Doch die Tour begibt sich nicht nur in den Untergrund. Besichtigt wird auch der Chicago Temple, so heisst der Kirchenraum der First United Methodist Church, der sich in einem 1923 errichteten zweiundzwanzigstöckigen Hochhaus befindet, das im Besitz der Kirche ist. Die unteren Geschosse werden von der Kirchgemeinde genutzt, in den oberen Geschossen sind mehrheitlich Anwaltskanzleien eingemietet, mit deren Ertrag sich die Kirche finanziert. Und ganz oben in der Kuppel befindet sich ein «Sky Sanctuary», eine Kapelle, die dem 1952 verstorbenen Warenhausmagnaten Charles M. Walgreen gewidmet ist und über ein geschnitztes Altarbild verfügt, das Jesus über den Dächern Chicagos zeigt.

Das unfertige Projekt

Unter keinem guten Stern stand das Projekt «Block 37», das aus den späten 1970er-Jahren stammt und bis heute nur in Teilen realisiert wurde. Scrabacz hat recherchiert: Das Grundstück stand während 16 Jahren leer, nur ein kleiner monolithischer Bau, der sieben Geschosse ins Erdreich ragt und eine Trafostation enthält, blieb erhalten. Der Abbruch des geschützten McCarthy Building wurde vor Jahren vor Gericht erzwungen und vollzogen, dennoch blieb das Bauprojekt stecken. Heute sind die realisierten Etappen zum Problemfall geworden. Ohne zusammenhängendes Gestaltungskonzept, Leerstände in mehreren Geschossen und ein unattraktiver Abschnitt der Pedway machen aus der einstigen Vision einen Sanierungsfall.
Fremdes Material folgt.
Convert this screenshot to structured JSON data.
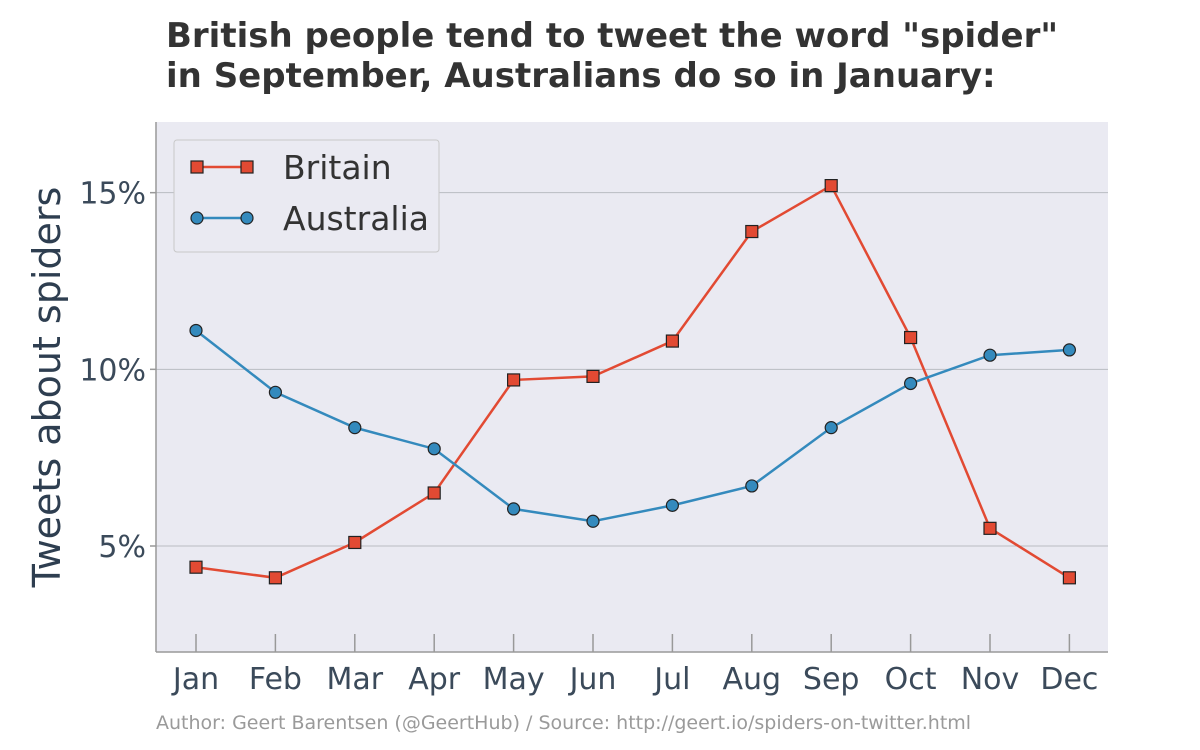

Die Tour weist im weiteren auf die Entstehungsgeschichte der Picasso-Skulptur vor dem Chicagoer Stadthaus hin, zeigt die bezaubernden, von Tiffany gestalteten Glas-Mosaike im Warenhaus Marschall Fields und im Cultural Center und beleuchtet anhand von historischen Filmaufnahmen die Konstanten und den Wandel im «Loop», in jenem Bereich, der vom Trasse der Hochbahn umschlossen wird und der in Chicago als «die Stadt» gilt. Und darüber weiss Scrabacz viel zu erzählen.